De la formation géologique de l’archipel au cœur du canal du Mozambique jusqu’aux mutations administratives contemporaines, l’ouvrage développe le destin mahorais à travers trois grandes séquences temporelles. L’auteur s’attarde en premier lieu sur la longue période précoloniale dominée par le régime des sultanats. Cette ère ancienne, rythmée par des rivalités territoriales incessantes, des intrigues dynastiques et une instabilité politique chronique, a forgé les premiers peuplements d’un territoire convoité pour sa position maritime stratégique.

Le deuxième grand volet s’ouvre avec l’année 1841, marquée par le traité de cession conclu entre le sultan Andriantsoly et la France. L’installation du premier gouverneur scelle l’intégration de Mayotte dans le giron national, avant que l’administration coloniale n’étende progressivement sa domination sur l’ensemble de l’archipel et sur Madagascar, érigeant un vaste empire dont Dzaoudzi est longtemps demeurée le centre de commandement régional.
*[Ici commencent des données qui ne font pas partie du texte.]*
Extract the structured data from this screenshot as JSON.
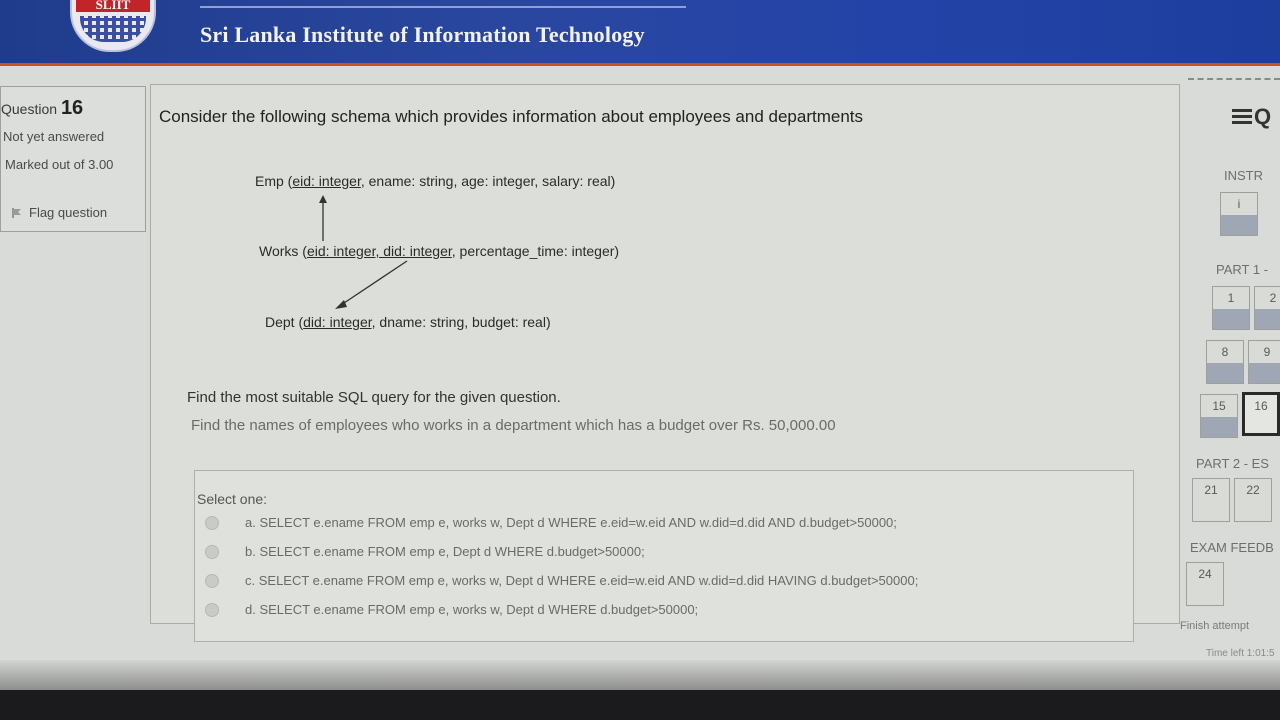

Enfin, la troisième période explore le grand basculement des années 1960 et 1970, lorsque souffle le vent des indépendances africaines. Alors qu’Anjouan, Mohéli et la Grande Comore choisissent de rompre les liens avec l’ancienne métropole en juillet 1975, les Mahorais expriment avec constance leur volonté inébranlable de rester Français.
Une traversée chronologique
L’essai met en lumière des épisodes de résistance populaire particulièrement marquants, à l’image de la tentative d’atterrissage forcé menée par le président comorien Ali Soilihi, mis en échec à l’aérodrome de Pamandzi par des habitants qui avaient jonché la piste de troncs d’arbres et de débris pour bloquer les renforts armés.

L’auteur retrace ensuite la longue quête d’ancrage institutionnel qui a suivi cette rupture, voyant l’île passer du statut de collectivité territoriale à celui de département en 2011, avant d’accéder plus récemment à la qualification de département-région. Pour Ahmed Mohamed, cette démarche d’écriture découle d’une impulsion naturelle, nourrie par une année complète de recherches pour structurer ce récit mémoriel.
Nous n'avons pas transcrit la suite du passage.